# need to fix warped panels



## woolsey10 (Oct 18, 2011)

After about a year of searching I finally found some original quarter panels for my 66 lemans. The metal is solid and in much much better shape than the quarters currently on my car. The problem is the car that these new quarters came off of was in a fire so the panels have warped. Right above the wheel wells on each quarter have sunken in flat so there is about a square foot on each quarter that is no longer the rounded shape it is supposed to be. How can I unwarp these panels so they are back to the shape they're supposed to be?


----------



## 05GTO (Oct 6, 2004)

Both of my skins warped from the heat when we welded them in place, expand the image and you will see the warped area. We used a bernzomatic torch and heated the warped area, then we pushed the warped area out from inside the trunk and blasted it with cold air at the same time.


----------



## woolsey10 (Oct 18, 2011)

Awesome. I will be trying that when I get the panels welded on. Do you have any tips or pointers for me to try when attempting this? Was there anything else you had to do to get the shape right after pushing the warped area out?


----------



## Instg8ter (Sep 28, 2010)

with the 66-67' quarters being 6' long and flat, even after getting the warps pushed back you will want to skim coat with filler and sand them down with a 3' long block to get any waves out.


----------



## 05GTO (Oct 6, 2004)

Instg8ter said:


> with the 66-67' quarters being 6' long and flat, even after getting the warps pushed back you will want to skim coat with filler and sand them down with a 3' long block to get any waves out.


:agree

Here is a video showing how to get the best results using a guide coat and a long block. Although it looks straight it will still have low spots that need to be wiped and blocked.

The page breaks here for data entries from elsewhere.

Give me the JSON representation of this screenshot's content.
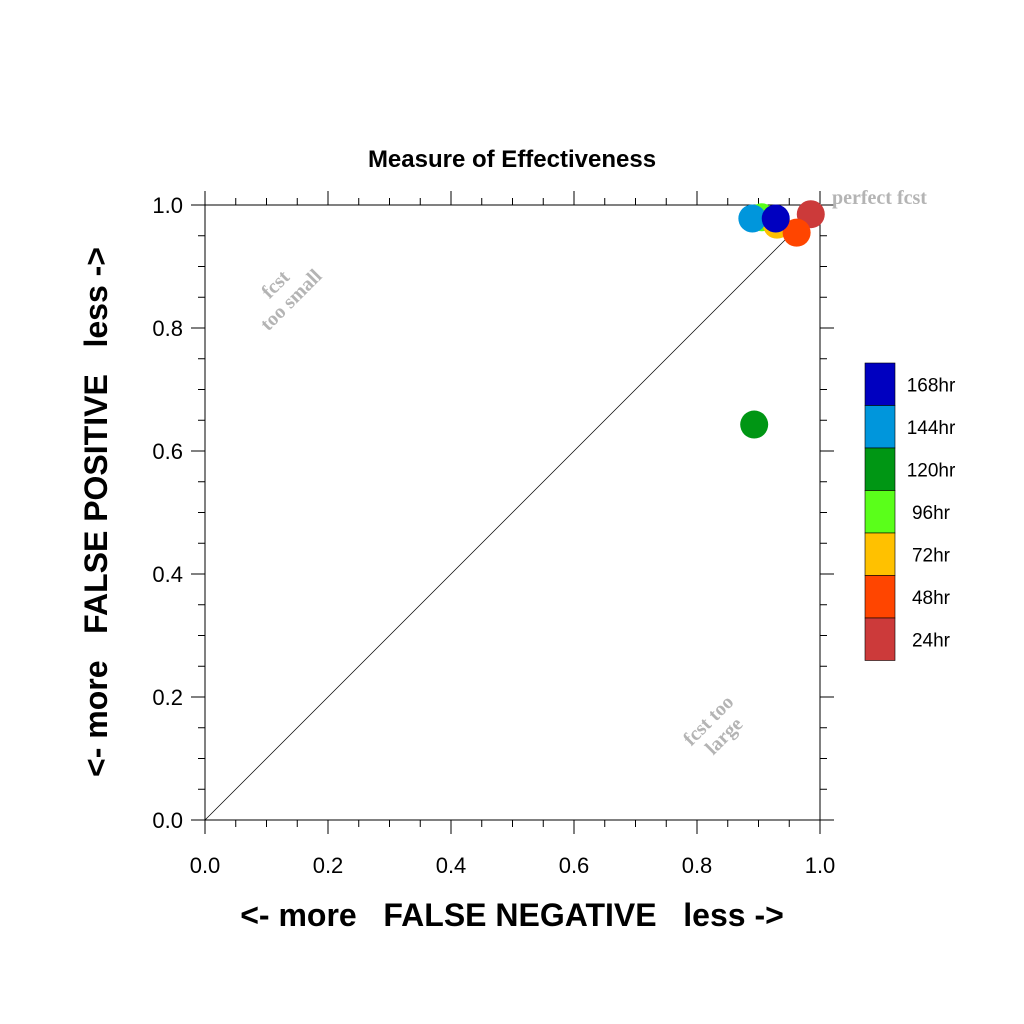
{
  "chart_data": {
    "type": "scatter",
    "title": "Measure of Effectiveness",
    "xlabel": "<- more   FALSE NEGATIVE   less ->",
    "ylabel": "<- more   FALSE POSITIVE   less ->",
    "xlim": [
      0.0,
      1.0
    ],
    "ylim": [
      0.0,
      1.0
    ],
    "xticks": [
      "0.0",
      "0.2",
      "0.4",
      "0.6",
      "0.8",
      "1.0"
    ],
    "yticks": [
      "0.0",
      "0.2",
      "0.4",
      "0.6",
      "0.8",
      "1.0"
    ],
    "grid": false,
    "diagonal_line": true,
    "annotations": {
      "perfect": "perfect fcst",
      "too_small_1": "fcst",
      "too_small_2": "too small",
      "too_large_1": "fcst too",
      "too_large_2": "large"
    },
    "legend_position": "right",
    "series": [
      {
        "name": "24hr",
        "color": "#cc3a3a",
        "x": [
          0.985
        ],
        "y": [
          0.985
        ]
      },
      {
        "name": "96hr",
        "color": "#5aff1a",
        "x": [
          0.905
        ],
        "y": [
          0.98
        ]
      },
      {
        "name": "72hr",
        "color": "#ffc100",
        "x": [
          0.93
        ],
        "y": [
          0.968
        ]
      },
      {
        "name": "48hr",
        "color": "#ff4500",
        "x": [
          0.962
        ],
        "y": [
          0.955
        ]
      },
      {
        "name": "120hr",
        "color": "#009614",
        "x": [
          0.893
        ],
        "y": [
          0.643
        ]
      },
      {
        "name": "144hr",
        "color": "#0096dc",
        "x": [
          0.89
        ],
        "y": [
          0.978
        ]
      },
      {
        "name": "168hr",
        "color": "#0000c0",
        "x": [
          0.928
        ],
        "y": [
          0.978
        ]
      }
    ],
    "legend": [
      {
        "name": "168hr",
        "color": "#0000c0"
      },
      {
        "name": "144hr",
        "color": "#0096dc"
      },
      {
        "name": "120hr",
        "color": "#009614"
      },
      {
        "name": "96hr",
        "color": "#5aff1a"
      },
      {
        "name": "72hr",
        "color": "#ffc100"
      },
      {
        "name": "48hr",
        "color": "#ff4500"
      },
      {
        "name": "24hr",
        "color": "#cc3a3a"
      }
    ]
  }
}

This is what my quarter looked like after using a guide coat to find the low spots then wiping and blocking several times.


----------



## 666bbl (Apr 13, 2014)

It takes a wee bit of advanced metal talents to 1st avoid the warping and 2nd to remove any that's there from before. Does the warped area move in and out ("oil canned")? If it does you need to find the area that's stretched and causing the problem. You need to push the oil canned portion to where it belongs while trying to determine that bad spot, then try to hammer it back to shape. You need a hammer with a decent crown on the face and slowly work it down with a dolly on the back. If that doesn't work then you'll need to heat that area and tap it down quickly while it's hot, BUT DON'T HIT IT TOO HARD. That will make it worse and you're better off with a helper to get the torch out of the way for your hammering. Once hammered down you can cool the area with cold water. To much heat will crystallize the metal when it's cooled so you want it 'blued' and not red hot. The weight of the hammer does the work, not the force from swinging it on the panel. Don't "choke up" on the hammer handle either. Use all of the handle's length to your advantage. Our Goat 1/4s are long and relatively flat. When installing them you want someone tapping each weld as it cools down, while the "red" is going away. This will stretch the weld and remove the stresses that pulls the panel in at each weld. A small gap is required to do this right. There's 100 ways to hang a panel and most of them are right, so you need to pick the process you're most comfortable with or qualified for. The new replacements are very thin (using the same dies on metal that's .015 smaller). Forget the "GM approved" labeling too. It's still an Asian panel even though it's tagged GM.


----------



## Instg8ter (Sep 28, 2010)

Very informative post 666bbl was good to meet you in person at the cruise-in on Thursday hope to see you out at the Sumpter fairgrounds today for the show


----------